Another common myth: once you are transplanted, that organ will last forever.  False.  Most heart transplants last around 10-ish years.  Now this is just an average.  Plenty of people live 20 years without needing a new heart, and others will need another one two years out.  For some reason, transplanted hearts very easily succumb to Coronary Artery Disease, and must then be re-transplanted.  Of course, they are working on getting to the bottom of this mystery, and I so hope that my children won't face a re-transplant, but chances are they will.  And I don't even want to think about the possibility of having to do a kidney transplant, too, like I mentioned above.  So I don't.

Germs, germs everywhere.  Did you know that there are fungi that live on rosebushes (and other plants) that could kill someone with a weakened immune system?

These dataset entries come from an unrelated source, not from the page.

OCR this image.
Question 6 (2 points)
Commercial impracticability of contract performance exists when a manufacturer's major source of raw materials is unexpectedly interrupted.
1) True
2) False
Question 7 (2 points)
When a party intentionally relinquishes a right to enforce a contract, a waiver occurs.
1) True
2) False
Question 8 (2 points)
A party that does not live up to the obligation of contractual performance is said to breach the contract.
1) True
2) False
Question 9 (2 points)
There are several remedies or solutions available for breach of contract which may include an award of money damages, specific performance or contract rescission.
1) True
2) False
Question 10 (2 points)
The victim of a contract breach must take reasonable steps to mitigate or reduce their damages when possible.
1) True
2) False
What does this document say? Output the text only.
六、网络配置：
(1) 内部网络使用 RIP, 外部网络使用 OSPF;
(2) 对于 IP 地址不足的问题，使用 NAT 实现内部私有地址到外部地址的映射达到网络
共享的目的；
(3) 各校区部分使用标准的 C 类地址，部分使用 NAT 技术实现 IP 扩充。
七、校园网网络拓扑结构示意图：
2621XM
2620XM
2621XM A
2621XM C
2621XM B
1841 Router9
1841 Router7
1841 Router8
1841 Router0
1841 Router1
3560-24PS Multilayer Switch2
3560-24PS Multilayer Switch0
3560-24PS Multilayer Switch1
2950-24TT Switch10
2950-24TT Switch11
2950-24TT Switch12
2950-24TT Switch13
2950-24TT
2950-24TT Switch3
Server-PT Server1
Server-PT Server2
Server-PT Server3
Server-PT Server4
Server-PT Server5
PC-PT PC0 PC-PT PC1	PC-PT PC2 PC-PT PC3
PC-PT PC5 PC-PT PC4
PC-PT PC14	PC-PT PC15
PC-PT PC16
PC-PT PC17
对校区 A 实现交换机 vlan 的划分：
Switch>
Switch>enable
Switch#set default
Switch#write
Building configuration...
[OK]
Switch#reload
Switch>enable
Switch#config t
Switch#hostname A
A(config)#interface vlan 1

Yeah, neither did I till I had two kid with transplants.   Or how about birds and reptiles-full of salmonella and other unmentionable creepy-crawlies.  Public pools?  *Shudder* Not for my kids-I'd be better off letting them swim in the toilet.  School, of course, is a necessary evil.  But the thought of all those un-vaccinated kids with runny noses, chicken pox, whooping cough, etc. is enough to make me want to run for the hills and home-school my kids, Duggar style.  But being as I have zero patience to teach a special-needs kindergartener, and I want my kids to have a meaningful education, I suck it up and send them to school.  With hand sanitizer.  And a bubble wrap suit.  Just kidding.  (Wouldn't that be cool, though?!?!  Ha ha.)

Constant monitoring and doctor's visits.  When was the last time you had to bring your 6-year-old to have a bone scan?  What's your three-year-old's resting blood pressure?  How's your daughter's fluid status today?  Don't know?  To all of the above, I say: been there, done that.  Every single organ system is monitored in a transplant patient.  Most heart transplant patients even have to have heart catheters done frequently, where they are put under anesthesia and a catheter is threaded through the groin up into the heart to study heart pressures, the state of the coronary arteries, heart function and the like.  Sometimes they take biopsies.  Many, many children who have heart problems and/or transplants are developmentally delayed or disabled, which brings speech clinicians, special education teachers, occupational and physical therapists to the table.  My 6-year-old could direct you around the Mayo Clinic.  It's just a fact of life for us.

Still think transplant's a permanent fix?

In no way do I mean to gripe and groan about transplantation.  If not for transplants, and organ donors, neither of my children would be alive today.  I am a tireless advocate for organ donation.  I will never rest.  We are absolutely and totally blessed with our two beautiful girls.  They are miracles, and testaments to why organ donation is a wonderful, fantastic and magical thing.  It's just that it's not an easy road to travel.  Is it worth it?  You bet.  I'd choose the same road again and again if it meant that I can have my kids here to drive me crazy till I am an old, senile woman.  They are both doing extraordinarily well.  They live their lives as normally as possible, and that's what matters.  They'll never be the same as their peers.  We have basically fought for every single aspect of everyday living that most take for granted.  That's ok, though, because it has made us open our eyes to the blessings that surround us.  We really have stopped to smell the roses.  We just don't touch them.  Fungus on the rosebushes, ya know.